La inmensa mayoría de los profesionales de la Administración de Justicia (Jueces, Fiscales, Médicos Forenses, Secretarios Judiciales, Facultativos del INT, Gestión Procesal, Técnicos Especialistas del INT, Tramitación Procesal, Auxilio Judicial, Ayudantes de Laboratorio del INT y personal laboral al servicio de la Administración de Justicia), tanto titulares como interinos, sustitutos o contratados, vienen demostrando día a día su profesionalidad y su compromiso para con el Servicio Público que prestamos, y a veces en condiciones francamente lamentables, propias de una Justicia del siglo XIX.
Podríamos enumerar una larga lista de asuntos que en las últimas semanas se han puesto de moda en todas las tertulias informativas
Un proyecto de Reforma y modernización de la Administración de Justicia que, por diversos motivos ajenos a los trabajadores y trabajadoras que prestamos servicio en ella, sigue sin definirse desde el 2003
El atasco judicial monumental en todas y cada una de las CCAA y en prácticamente todas las jurisdicciones (Las estadísticas e informes elaborados año a año por el CGPJ y que cada año sirven para el discurso inicial de la “apertura del año judicial” así lo demuestran)

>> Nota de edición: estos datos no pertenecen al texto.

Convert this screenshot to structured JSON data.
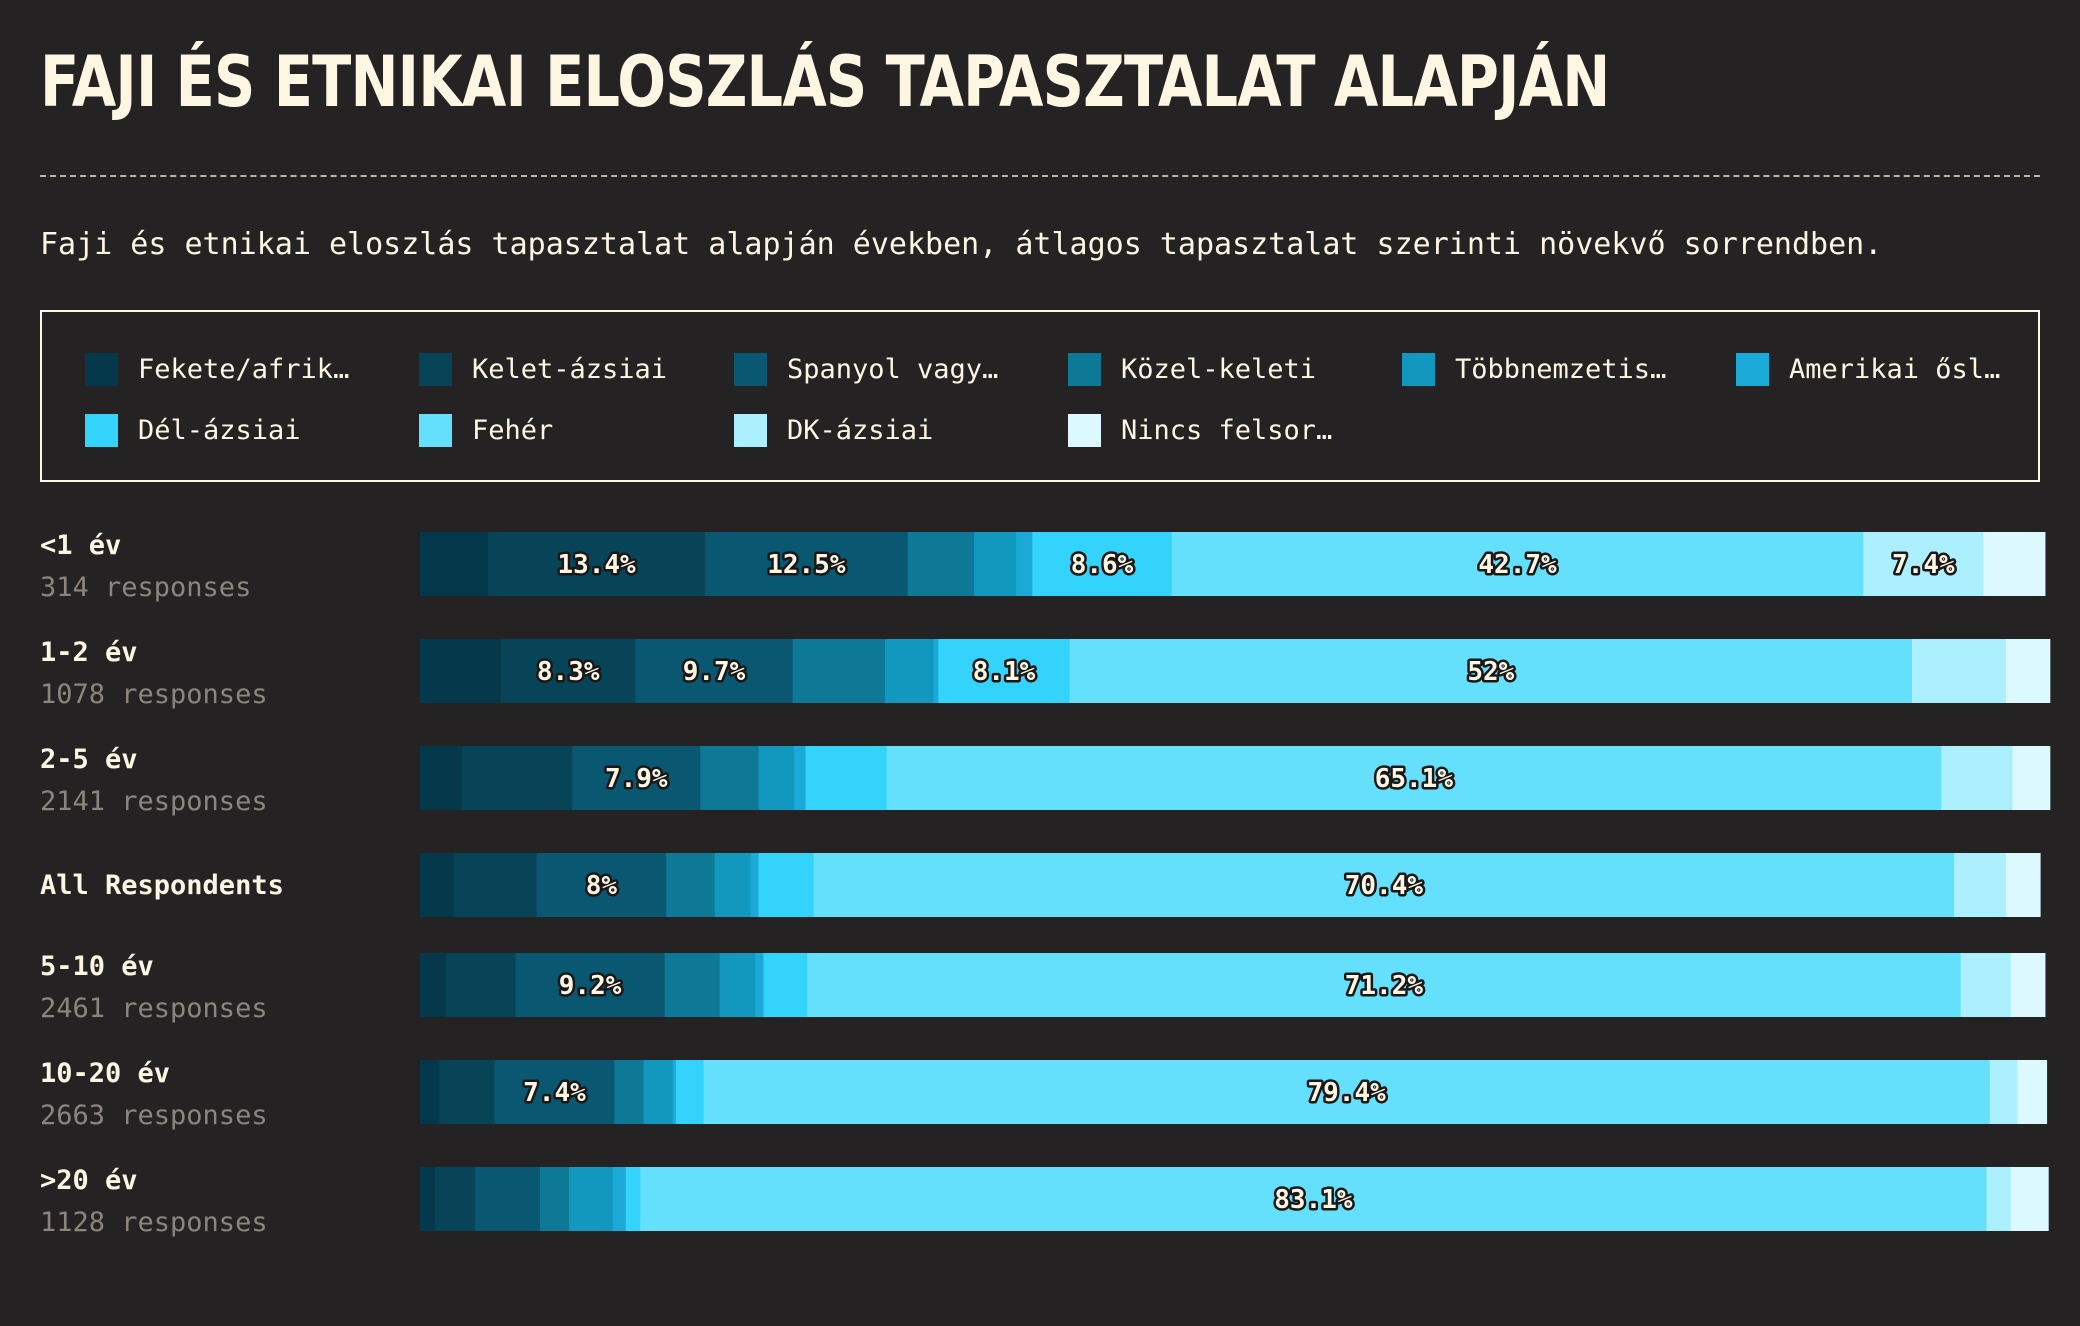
{
  "title": "FAJI ÉS ETNIKAI ELOSZLÁS TAPASZTALAT ALAPJÁN",
  "subtitle": "Faji és etnikai eloszlás tapasztalat alapján években, átlagos tapasztalat szerinti növekvő sorrendben.",
  "legend": [
    {
      "label": "Fekete/afrik…",
      "color": "#06384b"
    },
    {
      "label": "Kelet-ázsiai",
      "color": "#074458"
    },
    {
      "label": "Spanyol vagy…",
      "color": "#095770"
    },
    {
      "label": "Közel-keleti",
      "color": "#0e7996"
    },
    {
      "label": "Többnemzetis…",
      "color": "#1297bf"
    },
    {
      "label": "Amerikai ősl…",
      "color": "#1baad8"
    },
    {
      "label": "Dél-ázsiai",
      "color": "#33d3fb"
    },
    {
      "label": "Fehér",
      "color": "#64e0fd"
    },
    {
      "label": "DK-ázsiai",
      "color": "#acefff"
    },
    {
      "label": "Nincs felsor…",
      "color": "#dbf9ff"
    }
  ],
  "chart_data": {
    "type": "bar",
    "orientation": "horizontal",
    "stacked": true,
    "normalized": true,
    "title": "FAJI ÉS ETNIKAI ELOSZLÁS TAPASZTALAT ALAPJÁN",
    "subtitle": "Faji és etnikai eloszlás tapasztalat alapján években, átlagos tapasztalat szerinti növekvő sorrendben.",
    "legend_position": "top",
    "categories": [
      "<1 év",
      "1-2 év",
      "2-5 év",
      "All Respondents",
      "5-10 év",
      "10-20 év",
      ">20 év"
    ],
    "responses": [
      "314 responses",
      "1078 responses",
      "2141 responses",
      "",
      "2461 responses",
      "2663 responses",
      "1128 responses"
    ],
    "series": [
      {
        "name": "Fekete/afrik…",
        "values": [
          4.2,
          5.0,
          2.6,
          2.1,
          1.6,
          1.2,
          0.9
        ]
      },
      {
        "name": "Kelet-ázsiai",
        "values": [
          13.4,
          8.3,
          6.8,
          5.1,
          4.3,
          3.4,
          2.5
        ]
      },
      {
        "name": "Spanyol vagy…",
        "values": [
          12.5,
          9.7,
          7.9,
          8.0,
          9.2,
          7.4,
          4.0
        ]
      },
      {
        "name": "Közel-keleti",
        "values": [
          4.1,
          5.7,
          3.6,
          3.0,
          3.4,
          1.8,
          1.8
        ]
      },
      {
        "name": "Többnemzetis…",
        "values": [
          2.6,
          3.0,
          2.2,
          2.2,
          2.2,
          1.8,
          2.7
        ]
      },
      {
        "name": "Amerikai ősl…",
        "values": [
          1.0,
          0.3,
          0.7,
          0.5,
          0.5,
          0.2,
          0.8
        ]
      },
      {
        "name": "Dél-ázsiai",
        "values": [
          8.6,
          8.1,
          5.0,
          3.4,
          2.7,
          1.7,
          0.9
        ]
      },
      {
        "name": "Fehér",
        "values": [
          42.7,
          52.0,
          65.1,
          70.4,
          71.2,
          79.4,
          83.1
        ]
      },
      {
        "name": "DK-ázsiai",
        "values": [
          7.4,
          5.8,
          4.4,
          3.2,
          3.1,
          1.7,
          1.5
        ]
      },
      {
        "name": "Nincs felsor…",
        "values": [
          3.8,
          2.7,
          2.3,
          2.1,
          2.1,
          1.8,
          2.3
        ]
      }
    ],
    "data_labels": [
      [
        null,
        "13.4%",
        "12.5%",
        null,
        null,
        null,
        "8.6%",
        "42.7%",
        "7.4%",
        null
      ],
      [
        null,
        "8.3%",
        "9.7%",
        null,
        null,
        null,
        "8.1%",
        "52%",
        null,
        null
      ],
      [
        null,
        null,
        "7.9%",
        null,
        null,
        null,
        null,
        "65.1%",
        null,
        null
      ],
      [
        null,
        null,
        "8%",
        null,
        null,
        null,
        null,
        "70.4%",
        null,
        null
      ],
      [
        null,
        null,
        "9.2%",
        null,
        null,
        null,
        null,
        "71.2%",
        null,
        null
      ],
      [
        null,
        null,
        "7.4%",
        null,
        null,
        null,
        null,
        "79.4%",
        null,
        null
      ],
      [
        null,
        null,
        null,
        null,
        null,
        null,
        null,
        "83.1%",
        null,
        null
      ]
    ],
    "xlim": [
      0,
      100
    ],
    "grid": false
  }
}
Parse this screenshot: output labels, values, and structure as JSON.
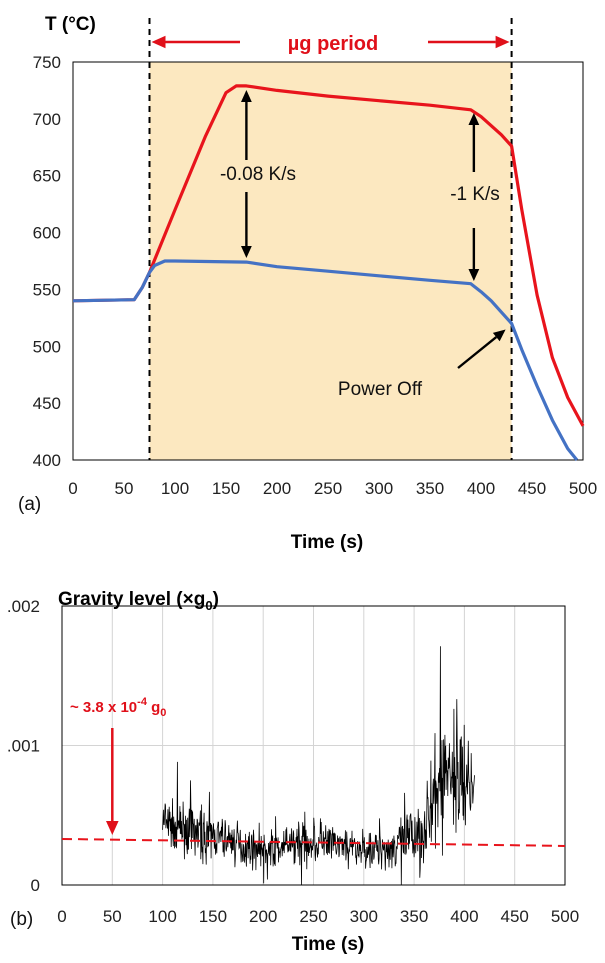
{
  "chart_data": [
    {
      "panel": "(a)",
      "type": "line",
      "ylabel": "T (°C)",
      "xlabel": "Time (s)",
      "xlim": [
        0,
        500
      ],
      "ylim": [
        400,
        750
      ],
      "x_ticks": [
        "0",
        "50",
        "100",
        "150",
        "200",
        "250",
        "300",
        "350",
        "400",
        "450",
        "500"
      ],
      "y_ticks": [
        "400",
        "450",
        "500",
        "550",
        "600",
        "650",
        "700",
        "750"
      ],
      "grid": false,
      "shaded_period": {
        "label": "µg period",
        "x_start": 75,
        "x_end": 430,
        "color": "#fce8c0"
      },
      "series": [
        {
          "color": "#e8141c",
          "x": [
            0,
            60,
            68,
            75,
            100,
            130,
            150,
            160,
            170,
            200,
            250,
            300,
            350,
            390,
            400,
            410,
            420,
            430,
            440,
            455,
            470,
            485,
            500
          ],
          "y": [
            540,
            541,
            552,
            565,
            620,
            685,
            723,
            729,
            729,
            725,
            720,
            716,
            712,
            708,
            702,
            694,
            686,
            676,
            620,
            545,
            490,
            455,
            430
          ]
        },
        {
          "color": "#4472c4",
          "x": [
            0,
            60,
            68,
            75,
            80,
            90,
            100,
            170,
            200,
            250,
            300,
            350,
            390,
            400,
            410,
            420,
            430,
            440,
            455,
            470,
            485,
            494
          ],
          "y": [
            540,
            541,
            552,
            565,
            571,
            575,
            575,
            574,
            570,
            566,
            562,
            558,
            555,
            548,
            540,
            530,
            520,
            497,
            465,
            435,
            410,
            400
          ]
        }
      ],
      "annotations": [
        {
          "text": "-0.08 K/s",
          "at_x": 170
        },
        {
          "text": "-1 K/s",
          "at_x": 393
        },
        {
          "text": "Power Off",
          "points_to_x": 430,
          "points_to_y": 520
        }
      ]
    },
    {
      "panel": "(b)",
      "type": "line",
      "title": "Gravity level (×g0)",
      "xlabel": "Time (s)",
      "xlim": [
        0,
        500
      ],
      "ylim": [
        0,
        0.002
      ],
      "x_ticks": [
        "0",
        "50",
        "100",
        "150",
        "200",
        "250",
        "300",
        "350",
        "400",
        "450",
        "500"
      ],
      "y_ticks": [
        "0",
        ".001",
        ".002"
      ],
      "grid": true,
      "series": [
        {
          "color": "#000000",
          "x_range": [
            100,
            410
          ],
          "points": 760,
          "seed": 7,
          "envelope_x": [
            100,
            110,
            130,
            150,
            170,
            180,
            200,
            220,
            240,
            260,
            280,
            300,
            320,
            340,
            360,
            370,
            380,
            390,
            400,
            410
          ],
          "mean_y": [
            0.00045,
            0.00042,
            0.00038,
            0.00035,
            0.0003,
            0.00028,
            0.00025,
            0.00027,
            0.00032,
            0.0003,
            0.00028,
            0.00025,
            0.00026,
            0.0003,
            0.0004,
            0.00058,
            0.0008,
            0.00082,
            0.00075,
            0.0007
          ],
          "spread": [
            0.00022,
            0.0002,
            0.0002,
            0.00018,
            0.00016,
            0.00015,
            0.00014,
            0.00015,
            0.0002,
            0.00018,
            0.00015,
            0.00014,
            0.00016,
            0.00022,
            0.0003,
            0.0004,
            0.00058,
            0.00055,
            0.0004,
            0.0003
          ]
        }
      ],
      "reference_line": {
        "color": "#e8141c",
        "style": "dashed",
        "x": [
          0,
          500
        ],
        "y": [
          0.00033,
          0.00028
        ]
      },
      "annotation": {
        "text_prefix": "~ 3.8 x 10",
        "exponent": "-4",
        "unit_base": "g",
        "unit_sub": "0",
        "arrow_x": 50
      }
    }
  ]
}
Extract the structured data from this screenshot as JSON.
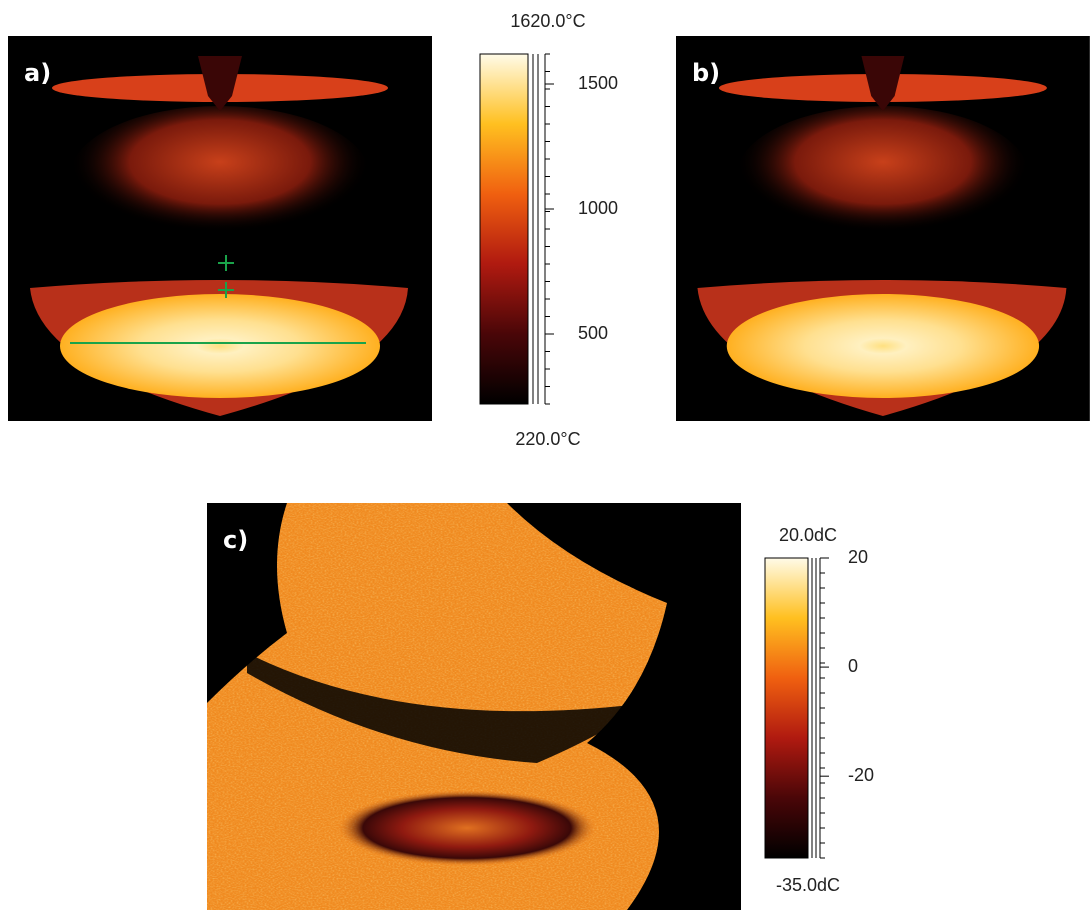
{
  "panels": [
    {
      "label": "a)"
    },
    {
      "label": "b)"
    },
    {
      "label": "c)"
    }
  ],
  "colorbars": [
    {
      "max": {
        "value": 1620,
        "label": "1620.0°C"
      },
      "min": {
        "value": 220,
        "label": "220.0°C"
      },
      "ticks": [
        500,
        1000,
        1500
      ]
    },
    {
      "max": {
        "value": 20,
        "label": "20.0dC"
      },
      "min": {
        "value": -35,
        "label": "-35.0dC"
      },
      "ticks": [
        20,
        0,
        -20
      ]
    }
  ]
}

El escaso número de órganos judiciales que se crean cada año
Órganos judiciales con plantillas cada vez más inferiores en número
Escaso número de jueces/habitante en relación a la media europea,
Falta de cobertura de gran parte de las plazas vacantes por personal titular
Programas informáticos obsoletos e incompatibles entre las diferentes Administraciones competentes
Ofertas de empleo público insuficientes y procesos selectivos que tienen una duración de más de dos años en las categorías de los Cuerpos Generales y de más de cinco años en las titulaciones superiores.
Un régimen disciplinario más duro y gravoso para el personal al servicio de la Administración de Justicia que para Jueces y Fiscales.
Los ciudadanos tienen derecho a conocer quiénes son los responsables de decisiones como la de no cubrir los numerosos puestos de trabajo que quedan vacantes en los Juzgados y que es una de las más importantes causas de su mal funcionamiento, o de que en la Administración de Justicia se haya tardado cinco años en incorporarse los funcionarios titulares de nuevo ingreso que procedían de la oposición del 2003, o de que exista una tasa de empleo interino con una media altísima en el ámbito de toda España superior al 30% (en algunos ámbitos autonómicos superior incluso al 40 %), o los motivos de que aún no exista un sistema informático interconectado en toda la Administración de Justicia cuando otras Administraciones llevan años con esta cuestión absolutamente resuelta, o quiénes son los responsables de que la reforma de la Administración de Justicia no se haya puesto aún en marcha desde el año 2000, fecha en la que se firmó el Pacto por la Modernización de la Justicia entre las dos fuerzas políticas mayoritarias, PSOE y PP, o por qué no existe acuerdo parlamentario durante más de dos legislaturas para aprobar la necesaria reforma de numerosas leyes procesales para su implantación, enviada hace sólo un par de meses al Parlamento o por qué a pesar de los avances en materia legislativa, la imprevisión e improvisación del Ministerio de Justicia no han llevado aparejadas ni incrementos de personal ni incremento en la Planta Judicial en los Juzgados Penales, por lo que las mismas plantillas han visto incrementadas notablemente sus cargas de trabajo…
¿Acaso no tienen grave responsabilidad en estas cuestiones tan importantes los diversos poderes políticos?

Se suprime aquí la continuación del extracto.